The platform recently raised $1.7m from 50 investors for a 44-lot sub-division in south west Sydney, which follows the $900,000 it raised in June for a separate 35-lot subdivision in west Sydney.
Originally developed as a crowdfunding platform for start-ups looking for equity, VentureCrowd chief executive officer Rob Nankivell said the platform has a number of potential property projects in its pipeline as it anticipates funding demands will continue to grow.
“What we’re seeing, at least in conversation with developers is that banks are pulling back and the private sector providers may run into capacity constraints if they haven’t already,” Nankivell told Your Investment Property.
“Equity co-investors are always in demand, so I’d imagine there would be continued demand from developers,” he said.
From the individual’s point of view, Nankivell said the opportunities offered through platforms such as VentureCrowd will grow in popularity as people look to diversify.

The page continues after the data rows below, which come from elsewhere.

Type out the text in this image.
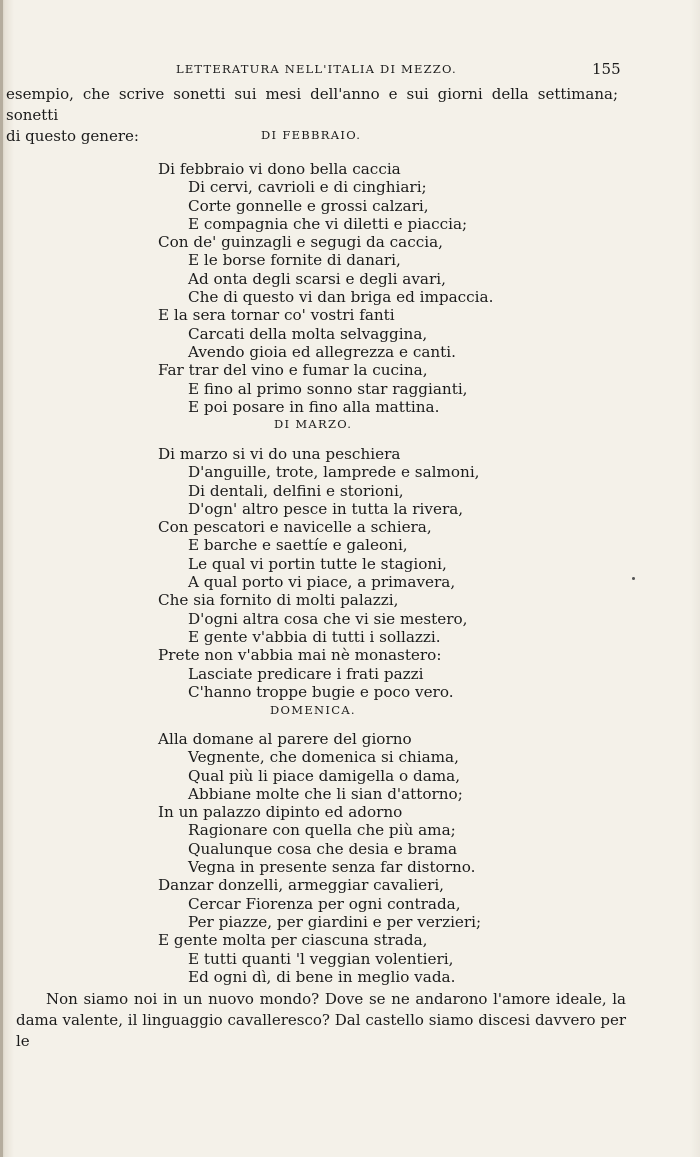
LETTERATURA NELL'ITALIA DI MEZZO.	155
esempio, che scrive sonetti sui mesi dell'anno e sui giorni della settimana; sonetti
di questo genere:	DI FEBBRAIO.
Di febbraio vi dono bella caccia
Di cervi, cavrioli e di cinghiari;
Corte gonnelle e grossi calzari,
E compagnia che vi diletti e piaccia;
Con de' guinzagli e segugi da caccia,
E le borse fornite di danari,
Ad onta degli scarsi e degli avari,
Che di questo vi dan briga ed impaccia.
E la sera tornar co' vostri fanti
Carcati della molta selvaggina,
Avendo gioia ed allegrezza e canti.
Far trar del vino e fumar la cucina,
E fino al primo sonno star raggianti,
E poi posare in fino alla mattina.
DI MARZO.
Di marzo si vi do una peschiera
D'anguille, trote, lamprede e salmoni,
Di dentali, delfini e storioni,
D'ogn' altro pesce in tutta la rivera,
Con pescatori e navicelle a schiera,
E barche e saettíe e galeoni,
Le qual vi portin tutte le stagioni,
A qual porto vi piace, a primavera,
Che sia fornito di molti palazzi,
D'ogni altra cosa che vi sie mestero,
E gente v'abbia di tutti i sollazzi.
Prete non v'abbia mai nè monastero:
Lasciate predicare i frati pazzi
C'hanno troppe bugie e poco vero.
DOMENICA.
Alla domane al parere del giorno
Vegnente, che domenica si chiama,
Qual più li piace damigella o dama,
Abbiane molte che li sian d'attorno;
In un palazzo dipinto ed adorno
Ragionare con quella che più ama;
Qualunque cosa che desia e brama
Vegna in presente senza far distorno.
Danzar donzelli, armeggiar cavalieri,
Cercar Fiorenza per ogni contrada,
Per piazze, per giardini e per verzieri;
E gente molta per ciascuna strada,
E tutti quanti 'l veggian volentieri,
Ed ogni dì, di bene in meglio vada.
Non siamo noi in un nuovo mondo? Dove se ne andarono l'amore ideale, la
dama valente, il linguaggio cavalleresco? Dal castello siamo discesi davvero per le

“Australians do have a very large exposure to listed shares and their own homes, they’re probably the two dominant asset classes so unlisted opportunities are of interest because they add diversification to portfolios,” he told Your Investment Property.
“If you just take property in general terms it’s a fairly generic asset class, but there are who lot of little, interesting sub-sections to it and it’s about giving people access to them.”

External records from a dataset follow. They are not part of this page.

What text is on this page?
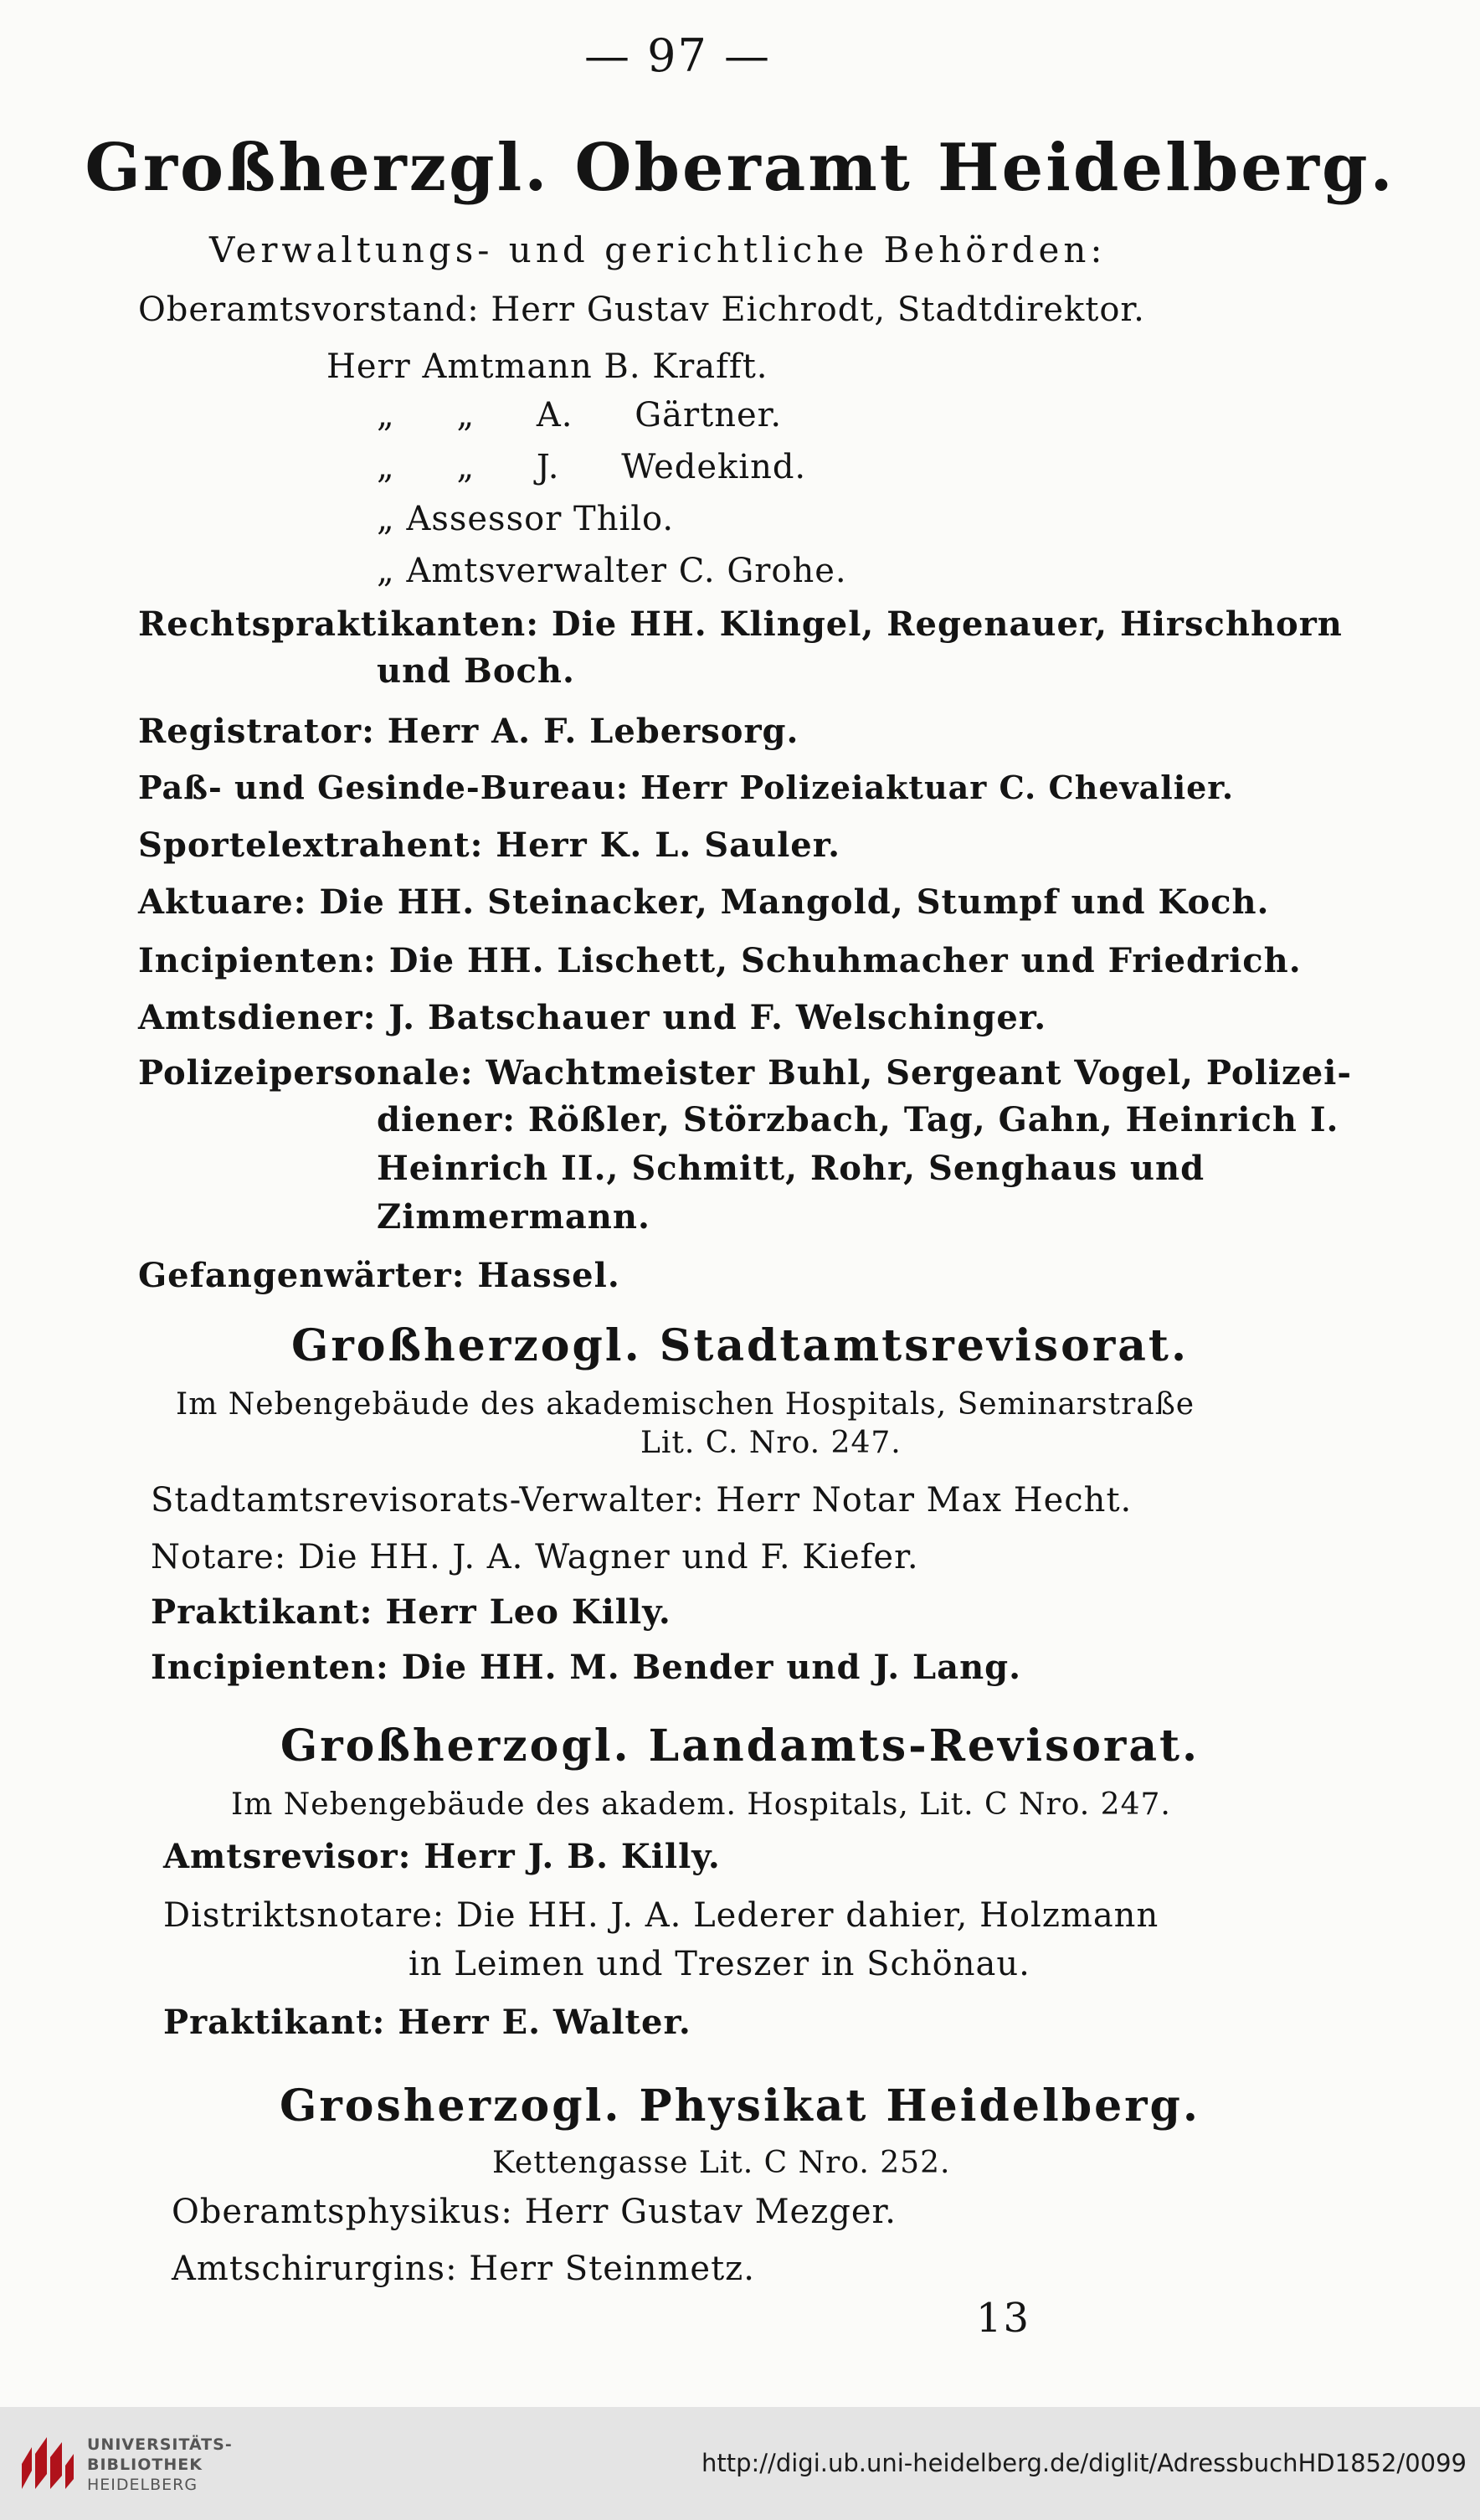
— 97 —
Großherzgl. Oberamt Heidelberg.
Verwaltungs- und gerichtliche Behörden:
Oberamtsvorstand: Herr Gustav Eichrodt, Stadtdirektor.
Herr Amtmann B. Krafft.
„ „ A. Gärtner.
„ „ J. Wedekind.
„ Assessor Thilo.
„ Amtsverwalter C. Grohe.
Rechtspraktikanten: Die HH. Klingel, Regenauer, Hirschhorn
und Boch.
Registrator: Herr A. F. Lebersorg.
Paß- und Gesinde-Bureau: Herr Polizeiaktuar C. Chevalier.
Sportelextrahent: Herr K. L. Sauler.
Aktuare: Die HH. Steinacker, Mangold, Stumpf und Koch.
Incipienten: Die HH. Lischett, Schuhmacher und Friedrich.
Amtsdiener: J. Batschauer und F. Welschinger.
Polizeipersonale: Wachtmeister Buhl, Sergeant Vogel, Polizei-
diener: Rößler, Störzbach, Tag, Gahn, Heinrich I.
Heinrich II., Schmitt, Rohr, Senghaus und
Zimmermann.
Gefangenwärter: Hassel.
Großherzogl. Stadtamtsrevisorat.
Im Nebengebäude des akademischen Hospitals, Seminarstraße
Lit. C. Nro. 247.
Stadtamtsrevisorats-Verwalter: Herr Notar Max Hecht.
Notare: Die HH. J. A. Wagner und F. Kiefer.
Praktikant: Herr Leo Killy.
Incipienten: Die HH. M. Bender und J. Lang.
Großherzogl. Landamts-Revisorat.
Im Nebengebäude des akadem. Hospitals, Lit. C Nro. 247.
Amtsrevisor: Herr J. B. Killy.
Distriktsnotare: Die HH. J. A. Lederer dahier, Holzmann
in Leimen und Treszer in Schönau.
Praktikant: Herr E. Walter.
Grosherzogl. Physikat Heidelberg.
Kettengasse Lit. C Nro. 252.
Oberamtsphysikus: Herr Gustav Mezger.
Amtschirurgins: Herr Steinmetz.
13
UNIVERSITÄTS-
BIBLIOTHEK
HEIDELBERG
http://digi.ub.uni-heidelberg.de/diglit/AdressbuchHD1852/0099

With its most recent project, Nankivell said VentureCrowd has done exactly that, with the convenience offered by the platform a major attraction for investors.
“The average ticket size is about $40,000. So for those who want to invest pieces of $40,000 every now and then via their SMSF or whatever to different aspects of property, then our model becomes appealing,” he told Your Investment Property.
“Our clients aren’t Gen Ys who have been priced out of the market. They’re pretty much high net-worth individuals who are looking to diversify and really understand what we’re offering.
“I would say that just about all of our investors could go out to somewhere like south west Sydney and buy a property and do a subdivision. They have the capacity to do it, but not the time.”
By working with greenfield developers, Nankivell said VentureCrowd is also able to keep down the time it takes for investors to see a return, though he said longer-term projects may be offered in the future.
“This deal was about a 13 or 14 month transaction. There’s no above the ground development, it’s just a greenfield residential sub-division which keeps it relatively simple.
“So when the construction of the infrastructure is completed and the lots are settled then everybody gets their money back.
“Not all deals are so short, we think there will be ones that are attractive that are across three to five years or maybe longer from yield perspective if you have a deal with a secure tenant.”
For VentureCrowd, Nankivell said its next offering would come when it finds a project that fits its criteria of ensuring its investors are offered the same risk and return terms as others who have committed funds, but he believes the crowdfunding presence in Australian real estate will continue to grow.
“Whilst cash rates remain low and equity markets stay choppy people are going to be looking for alternative investments and if crowdfunding can offer people access to interesting investments on good terms then I think it really can grow,” he told Your Investment Property.